Maîtrise de la pensée et de l’action par le yoga (I)
Par le professeur de yoga Gregorian Bivolaru
La facilité d’action, qui caractérise notre époque, cache un danger sûr, car elle favorise les gestes impulsifs, précipités dans tous les domaines. Elle conduit à des improvisations superficielles au niveau de l’initiative et nous oblige à prendre des décisions hâtives, souvent irrationnelles, que nous regretterons plus tard.
Dans la conception yogique, l’art de la pensée juste appliquée dans toutes les circonstances de la vie est un chapitre important. Penser, signifie juger de manière appropriée, en faisant appel à la raison pour établir ce que nous croyons être la vérité.

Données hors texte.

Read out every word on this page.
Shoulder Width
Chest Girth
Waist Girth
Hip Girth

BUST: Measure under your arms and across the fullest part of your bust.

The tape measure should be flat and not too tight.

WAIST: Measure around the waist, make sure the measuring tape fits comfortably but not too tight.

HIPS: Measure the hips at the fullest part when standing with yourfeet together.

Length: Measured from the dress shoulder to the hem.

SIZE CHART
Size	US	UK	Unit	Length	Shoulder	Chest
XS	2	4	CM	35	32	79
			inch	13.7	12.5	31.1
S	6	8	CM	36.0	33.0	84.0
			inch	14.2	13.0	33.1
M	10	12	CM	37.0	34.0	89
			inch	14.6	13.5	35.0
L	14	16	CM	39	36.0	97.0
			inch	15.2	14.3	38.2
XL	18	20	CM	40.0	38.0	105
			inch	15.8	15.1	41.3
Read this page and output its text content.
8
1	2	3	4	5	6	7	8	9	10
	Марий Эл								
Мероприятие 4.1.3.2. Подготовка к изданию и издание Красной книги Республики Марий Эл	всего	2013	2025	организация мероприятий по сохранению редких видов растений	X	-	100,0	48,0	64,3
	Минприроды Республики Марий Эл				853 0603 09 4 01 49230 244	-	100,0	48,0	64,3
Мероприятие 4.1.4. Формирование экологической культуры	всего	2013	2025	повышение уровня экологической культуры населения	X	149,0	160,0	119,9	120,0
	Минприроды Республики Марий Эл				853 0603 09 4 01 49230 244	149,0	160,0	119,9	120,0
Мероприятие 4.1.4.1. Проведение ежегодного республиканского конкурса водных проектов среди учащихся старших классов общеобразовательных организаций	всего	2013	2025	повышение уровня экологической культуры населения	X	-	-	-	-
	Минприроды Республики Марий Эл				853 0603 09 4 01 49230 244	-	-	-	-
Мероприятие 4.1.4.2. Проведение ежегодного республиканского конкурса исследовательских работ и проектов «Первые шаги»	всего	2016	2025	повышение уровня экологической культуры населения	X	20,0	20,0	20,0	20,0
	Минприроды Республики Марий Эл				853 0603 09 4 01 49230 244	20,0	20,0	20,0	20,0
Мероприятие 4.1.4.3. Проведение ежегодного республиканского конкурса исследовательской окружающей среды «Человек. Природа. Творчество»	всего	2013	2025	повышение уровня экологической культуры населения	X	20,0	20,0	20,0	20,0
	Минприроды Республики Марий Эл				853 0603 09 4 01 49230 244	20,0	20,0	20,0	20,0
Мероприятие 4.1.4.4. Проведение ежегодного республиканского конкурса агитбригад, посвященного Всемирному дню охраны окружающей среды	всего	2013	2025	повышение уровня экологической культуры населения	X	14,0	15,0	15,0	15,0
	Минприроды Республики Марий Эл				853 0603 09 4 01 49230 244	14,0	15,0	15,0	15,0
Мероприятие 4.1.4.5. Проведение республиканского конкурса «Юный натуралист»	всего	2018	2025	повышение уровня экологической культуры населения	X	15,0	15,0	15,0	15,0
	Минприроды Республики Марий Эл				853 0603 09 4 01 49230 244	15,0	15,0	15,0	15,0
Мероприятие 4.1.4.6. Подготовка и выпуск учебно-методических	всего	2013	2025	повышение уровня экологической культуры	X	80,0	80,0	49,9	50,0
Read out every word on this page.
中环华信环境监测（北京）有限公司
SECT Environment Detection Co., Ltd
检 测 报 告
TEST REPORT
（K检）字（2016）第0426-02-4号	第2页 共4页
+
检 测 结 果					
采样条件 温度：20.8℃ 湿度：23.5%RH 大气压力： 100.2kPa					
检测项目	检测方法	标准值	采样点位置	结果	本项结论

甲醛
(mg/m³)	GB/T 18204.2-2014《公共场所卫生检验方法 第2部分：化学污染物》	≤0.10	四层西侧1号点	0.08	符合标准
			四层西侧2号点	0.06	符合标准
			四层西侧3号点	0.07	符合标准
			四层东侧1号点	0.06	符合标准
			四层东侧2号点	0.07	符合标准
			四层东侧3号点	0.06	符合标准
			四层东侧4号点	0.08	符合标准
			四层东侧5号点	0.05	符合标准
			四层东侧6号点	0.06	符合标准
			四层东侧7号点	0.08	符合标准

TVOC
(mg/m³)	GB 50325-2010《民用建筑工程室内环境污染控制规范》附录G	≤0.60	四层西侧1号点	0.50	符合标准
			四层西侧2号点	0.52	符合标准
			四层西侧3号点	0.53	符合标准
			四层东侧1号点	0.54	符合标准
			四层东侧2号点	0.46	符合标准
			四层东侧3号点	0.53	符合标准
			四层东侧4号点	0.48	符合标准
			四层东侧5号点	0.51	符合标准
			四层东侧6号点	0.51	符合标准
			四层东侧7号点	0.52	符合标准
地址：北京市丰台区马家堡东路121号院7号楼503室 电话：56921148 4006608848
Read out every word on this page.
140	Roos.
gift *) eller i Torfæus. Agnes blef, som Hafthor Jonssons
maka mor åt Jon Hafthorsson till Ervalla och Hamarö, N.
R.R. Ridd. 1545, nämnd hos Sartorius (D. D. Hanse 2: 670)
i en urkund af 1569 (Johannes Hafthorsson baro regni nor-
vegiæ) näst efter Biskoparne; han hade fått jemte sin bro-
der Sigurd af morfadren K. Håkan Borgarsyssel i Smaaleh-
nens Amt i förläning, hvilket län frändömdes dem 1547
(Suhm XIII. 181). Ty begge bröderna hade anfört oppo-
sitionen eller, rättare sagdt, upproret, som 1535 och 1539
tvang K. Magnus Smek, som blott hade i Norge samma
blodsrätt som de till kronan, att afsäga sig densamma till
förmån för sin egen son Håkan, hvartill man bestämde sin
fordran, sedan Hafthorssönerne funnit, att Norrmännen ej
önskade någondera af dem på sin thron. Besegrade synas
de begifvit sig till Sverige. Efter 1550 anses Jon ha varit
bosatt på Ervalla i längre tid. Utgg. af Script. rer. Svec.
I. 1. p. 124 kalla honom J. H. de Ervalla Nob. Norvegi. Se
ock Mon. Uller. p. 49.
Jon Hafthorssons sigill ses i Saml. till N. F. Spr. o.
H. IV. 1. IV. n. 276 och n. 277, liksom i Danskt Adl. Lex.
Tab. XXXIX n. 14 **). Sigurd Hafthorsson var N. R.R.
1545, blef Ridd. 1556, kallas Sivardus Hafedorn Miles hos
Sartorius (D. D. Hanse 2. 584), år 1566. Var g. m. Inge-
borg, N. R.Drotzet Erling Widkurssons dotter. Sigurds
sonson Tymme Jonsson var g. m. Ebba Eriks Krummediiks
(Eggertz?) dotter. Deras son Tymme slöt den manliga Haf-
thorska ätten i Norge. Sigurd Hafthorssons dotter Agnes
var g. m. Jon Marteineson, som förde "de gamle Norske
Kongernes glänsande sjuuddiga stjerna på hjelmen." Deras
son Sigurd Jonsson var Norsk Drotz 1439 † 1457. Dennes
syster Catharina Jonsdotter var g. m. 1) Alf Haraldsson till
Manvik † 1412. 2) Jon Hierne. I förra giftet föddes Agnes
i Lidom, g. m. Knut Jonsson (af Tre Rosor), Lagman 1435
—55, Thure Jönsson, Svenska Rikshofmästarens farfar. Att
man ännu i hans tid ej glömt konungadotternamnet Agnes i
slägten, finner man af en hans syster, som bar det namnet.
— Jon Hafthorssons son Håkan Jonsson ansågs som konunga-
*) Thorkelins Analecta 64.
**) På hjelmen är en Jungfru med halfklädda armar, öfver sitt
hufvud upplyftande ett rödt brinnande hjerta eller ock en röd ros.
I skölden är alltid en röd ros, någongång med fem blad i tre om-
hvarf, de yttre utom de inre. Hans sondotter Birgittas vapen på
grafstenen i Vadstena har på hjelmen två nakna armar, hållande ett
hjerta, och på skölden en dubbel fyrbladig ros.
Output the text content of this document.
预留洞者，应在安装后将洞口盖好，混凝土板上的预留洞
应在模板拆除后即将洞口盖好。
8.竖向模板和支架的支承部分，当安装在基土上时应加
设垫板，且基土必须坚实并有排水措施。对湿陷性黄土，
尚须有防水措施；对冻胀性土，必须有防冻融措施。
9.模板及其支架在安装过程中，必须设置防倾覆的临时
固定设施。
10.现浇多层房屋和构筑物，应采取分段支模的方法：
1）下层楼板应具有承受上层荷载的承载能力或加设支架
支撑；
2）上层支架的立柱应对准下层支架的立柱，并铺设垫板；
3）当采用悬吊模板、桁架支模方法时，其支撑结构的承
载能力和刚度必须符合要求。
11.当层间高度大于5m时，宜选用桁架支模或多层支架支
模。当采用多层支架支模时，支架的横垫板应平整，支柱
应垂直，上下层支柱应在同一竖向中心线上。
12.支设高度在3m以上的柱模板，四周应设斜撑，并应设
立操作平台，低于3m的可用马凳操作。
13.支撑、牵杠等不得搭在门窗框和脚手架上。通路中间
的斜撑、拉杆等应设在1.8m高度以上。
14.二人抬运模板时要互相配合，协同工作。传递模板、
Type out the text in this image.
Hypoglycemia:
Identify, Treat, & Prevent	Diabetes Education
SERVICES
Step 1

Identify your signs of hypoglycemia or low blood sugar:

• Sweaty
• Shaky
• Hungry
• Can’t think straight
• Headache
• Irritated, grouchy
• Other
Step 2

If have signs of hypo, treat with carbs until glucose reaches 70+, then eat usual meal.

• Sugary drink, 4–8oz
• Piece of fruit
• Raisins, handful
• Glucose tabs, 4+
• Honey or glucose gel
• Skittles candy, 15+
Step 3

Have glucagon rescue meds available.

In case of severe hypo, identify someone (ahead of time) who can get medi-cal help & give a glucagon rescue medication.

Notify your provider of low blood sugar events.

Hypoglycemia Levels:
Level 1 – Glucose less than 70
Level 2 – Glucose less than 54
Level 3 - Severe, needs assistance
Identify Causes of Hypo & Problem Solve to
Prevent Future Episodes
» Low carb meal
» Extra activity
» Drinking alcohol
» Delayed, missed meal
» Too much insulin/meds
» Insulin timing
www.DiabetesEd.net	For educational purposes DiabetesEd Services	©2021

De plus, la pensée nous met instantanément en résonnance avec certaines énergies mentales correspondantes dans l’univers, avec lesquelles nous établissons un contact télépathique. Dans le cas du raisonnement, la pensée est celle qui doute, critique, compare et contrôle avant d’affirmer une croyance, une position de jugement, un plan d’action.
La pensée contrôlée par la réflexion ou le bon sens appréhende ce qui est vrai ou faux, juste ou injuste, tandis que la pensée instinctive et hâtive ne se préoccupe que de ce qui est désiré immédiatement, de ce que l’individu aime considérer ou croire sous l’angle de sa propre logique égoïste limitée. Cependant, l’expérience de la vie montre que la logique égoïste tend souvent à plonger l’être humain dans l’erreur dans le cas de l’exercice commun de la pensée, car elle trouve ses racines dans les sensations primaires et les sentiments primitifs de l’individu dominé ou même séduit par un intérêt personnel.
Considérant les choses de ce point de vue, nous ne devrions pas être surpris par ce que les yogis ont dit et répété, à savoir que le plus grand désordre de l’esprit se produit lorsque nous ne voyons pas les choses et les êtres qui nous entourent tels qu’ils sont en réalité, mais tel que nous voulons qu’ils soient. Cette situation résulte du fait que l’activité de réflexion se déroule sous la pression de notre activité mentale instinctive guidée par le besoin inné d’explication et de certitude. En règle générale, le jugement se termine par l’affirmation d’une conviction, ce qui implique un engagement à agir conformément aux conclusions auxquelles la réflexion nous a conduites. Cependant, une partie importante des croyances affirmées par l’être humain, ne résulte pas du tout du libre exercice de la capacité de réflexion, mais provient de la crédulité, forme de pensée inférieure, qui nous fait considérer comme vraie, n’importe quelle mentalité ou opinion exprimée par la parole ou l’écriture, sans la discuter ni la comprendre profondément.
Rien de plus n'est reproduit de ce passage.